I have heard some people argue that that the difference between
2 and 4mph is negligible anyway, but you would be wrong. It might be slow, but
4mph is double 2mph – that’s 100% faster. Expressed like this and you begin to
see the importance. And for the record, it’s usually those people I have had
reported to me for speeding that make these and other claims (your honour).
The effects of speed
Speed has a direct correlation with wash. The faster you
spin the propeller, the more it digs the rear of the boat into the water, the
more turbulence is created and the greater the wash. Wash has many important
factors that are environmentally bad; a heavy wash will cause bank erosion, it
upsets other river users (just imagine spilling boiling water all over yourself
as some plank hurtles past you whist you’re making tea), causes damage to boats
and can kill wildlife. This might sound fanciful, but consider the possibilities
of wash causing eggs to fall from nests, Kingfisher nests being flooded with
helpless young inside and so on.
More than ever, we have a responsibility to look after our
environment and by committing fewer selfish acts like speeding on the Broads,
we are all doing out bit.
How to properly measure speed.
Historically, hire boats have been fitted with a plaque at
the helm that gives you am idea of the speed when the engine is doing specific
speeds as shown on the rev counter. Historically, this was about the best measure
that was necessary and it still works today. It is arguably much better than
the idea of gauging walking pace to my way of thinking. But still, it is of
course, prone to considerable error, particularly if you are being pushed along
by a 3mph current and have the revs set at what the plaque tells you is 6mph.
You’re probably doing 8, that’s a 25% increase.

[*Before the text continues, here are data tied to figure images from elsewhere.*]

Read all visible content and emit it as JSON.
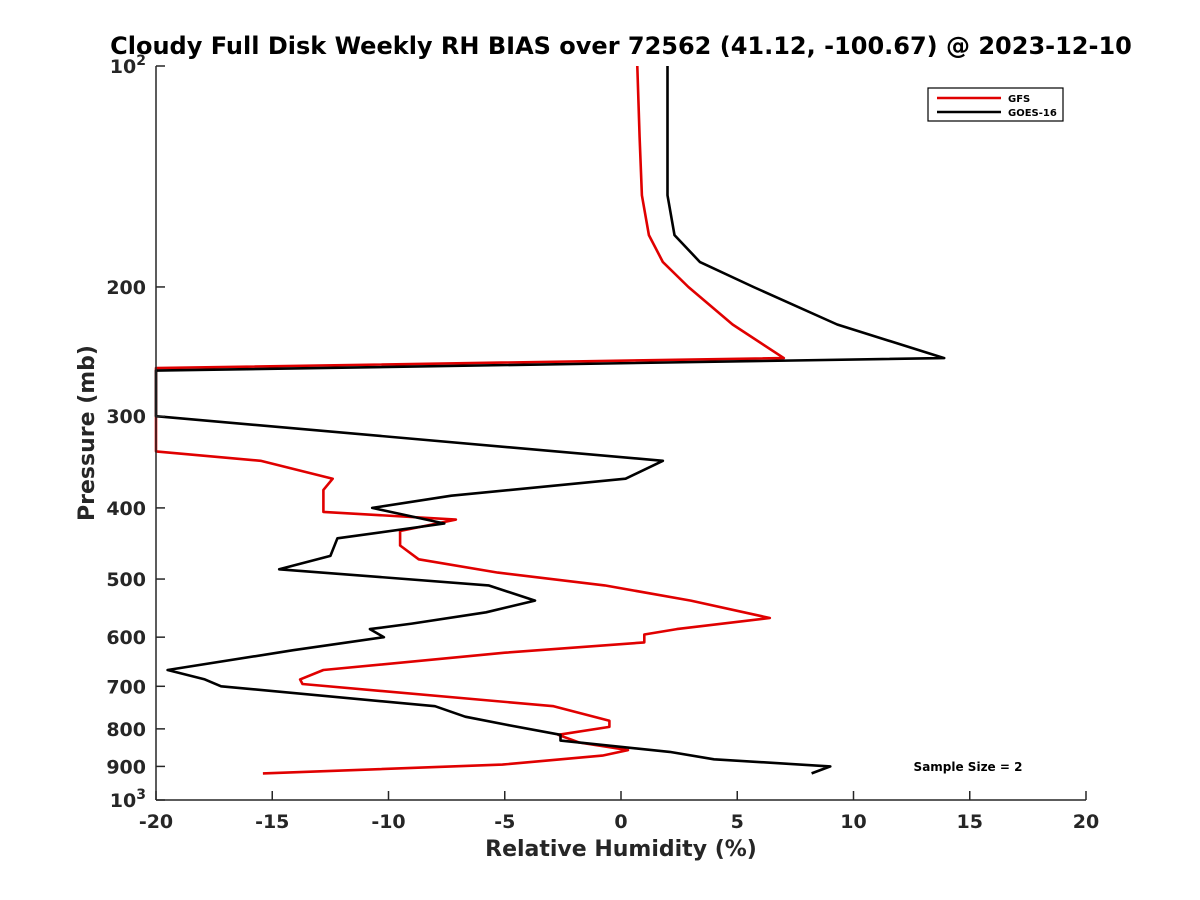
{
  "chart_data": {
    "type": "line",
    "title": "Cloudy Full Disk Weekly RH BIAS over 72562 (41.12, -100.67) @ 2023-12-10",
    "xlabel": "Relative Humidity (%)",
    "ylabel": "Pressure (mb)",
    "xlim": [
      -20,
      20
    ],
    "ylim": [
      100,
      1000
    ],
    "yscale": "log",
    "y_reversed": true,
    "grid": false,
    "legend_position": "top-right",
    "x_ticks": [
      "-20",
      "-15",
      "-10",
      "-5",
      "0",
      "5",
      "10",
      "15",
      "20"
    ],
    "x_tick_values": [
      -20,
      -15,
      -10,
      -5,
      0,
      5,
      10,
      15,
      20
    ],
    "y_ticks": [
      {
        "value": 100,
        "base": "10",
        "exp": "2"
      },
      {
        "value": 200,
        "label": "200"
      },
      {
        "value": 300,
        "label": "300"
      },
      {
        "value": 400,
        "label": "400"
      },
      {
        "value": 500,
        "label": "500"
      },
      {
        "value": 600,
        "label": "600"
      },
      {
        "value": 700,
        "label": "700"
      },
      {
        "value": 800,
        "label": "800"
      },
      {
        "value": 900,
        "label": "900"
      },
      {
        "value": 1000,
        "base": "10",
        "exp": "3"
      }
    ],
    "series": [
      {
        "name": "GFS",
        "color": "#e00000",
        "points": [
          [
            0.7,
            100
          ],
          [
            0.8,
            125
          ],
          [
            0.9,
            150
          ],
          [
            1.2,
            170
          ],
          [
            1.8,
            185
          ],
          [
            2.9,
            200
          ],
          [
            4.8,
            225
          ],
          [
            7.0,
            250
          ],
          [
            -20.0,
            258
          ],
          [
            -20.0,
            335
          ],
          [
            -15.5,
            345
          ],
          [
            -12.4,
            365
          ],
          [
            -12.8,
            378
          ],
          [
            -12.8,
            405
          ],
          [
            -7.1,
            415
          ],
          [
            -9.5,
            430
          ],
          [
            -9.5,
            450
          ],
          [
            -8.7,
            470
          ],
          [
            -5.3,
            490
          ],
          [
            -0.7,
            510
          ],
          [
            3.0,
            535
          ],
          [
            6.4,
            565
          ],
          [
            2.4,
            585
          ],
          [
            1.0,
            595
          ],
          [
            1.0,
            610
          ],
          [
            -5.0,
            630
          ],
          [
            -12.8,
            665
          ],
          [
            -13.8,
            685
          ],
          [
            -13.7,
            695
          ],
          [
            -2.9,
            745
          ],
          [
            -0.5,
            780
          ],
          [
            -0.5,
            795
          ],
          [
            -2.7,
            815
          ],
          [
            -1.8,
            835
          ],
          [
            0.3,
            855
          ],
          [
            -0.8,
            870
          ],
          [
            -5.1,
            895
          ],
          [
            -15.4,
            920
          ]
        ]
      },
      {
        "name": "GOES-16",
        "color": "#000000",
        "points": [
          [
            2.0,
            100
          ],
          [
            2.0,
            125
          ],
          [
            2.0,
            150
          ],
          [
            2.3,
            170
          ],
          [
            3.4,
            185
          ],
          [
            5.7,
            200
          ],
          [
            9.3,
            225
          ],
          [
            13.9,
            250
          ],
          [
            -20.0,
            260
          ],
          [
            -20.0,
            300
          ],
          [
            1.8,
            345
          ],
          [
            0.2,
            365
          ],
          [
            -7.3,
            385
          ],
          [
            -10.7,
            400
          ],
          [
            -7.6,
            420
          ],
          [
            -12.2,
            440
          ],
          [
            -12.5,
            465
          ],
          [
            -14.7,
            485
          ],
          [
            -5.7,
            510
          ],
          [
            -3.7,
            535
          ],
          [
            -5.8,
            555
          ],
          [
            -9.0,
            575
          ],
          [
            -10.8,
            585
          ],
          [
            -10.2,
            600
          ],
          [
            -14.1,
            625
          ],
          [
            -19.5,
            665
          ],
          [
            -17.9,
            685
          ],
          [
            -17.2,
            700
          ],
          [
            -8.0,
            745
          ],
          [
            -6.7,
            770
          ],
          [
            -4.9,
            790
          ],
          [
            -2.6,
            815
          ],
          [
            -2.6,
            830
          ],
          [
            2.1,
            860
          ],
          [
            4.0,
            880
          ],
          [
            9.0,
            900
          ],
          [
            8.2,
            920
          ]
        ]
      }
    ],
    "annotation": "Sample Size = 2"
  }
}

These days, there is no excuse. Your smart phone will have a
full GPS receiver built in to it (I don’t think there has been a smartphone device
since the introduction of the iPhone 3G in 2008 that hasn’t). What’s a little more
difficult though is finding an app that is capable of measuring such low speeds
because many road-based mapping systems aren’t concerned with anything below 5mph.
Aweigh - Map View |
Up, up and Aweigh.
So, what makes this the best app for your boating holiday? The
key attraction is that it is actually designed for the Norfolk Broads. It shows
where you are on a live map, gives you tide data (for the current day only),
emergency numbers should you need them, access to What Three Words and, crucially
for this blog, your current speed.
Download it and become familiar with its simple user interface
before you arrive on holiday and you won’t have any rangers waving speed
paddles at you or pulling you over for a quiet word….
Aweigh is available in the App Store and Google Play and is entirely
free to download. It comes highly recommended.
And, if you are wondering over the spelling, it isn't some random cleverness on the part of the developer; it is a naultical term referencing the anchor of a vessel. Most of us would have heard Hollywood captains giving the instruction to "weigh anchor", but fewer would have seen this written. To Weigh Anchor means to begin to raise the anchor and so begin a voyage. At the point that the anchor is free of the sea or river bed, it is said to be aweigh.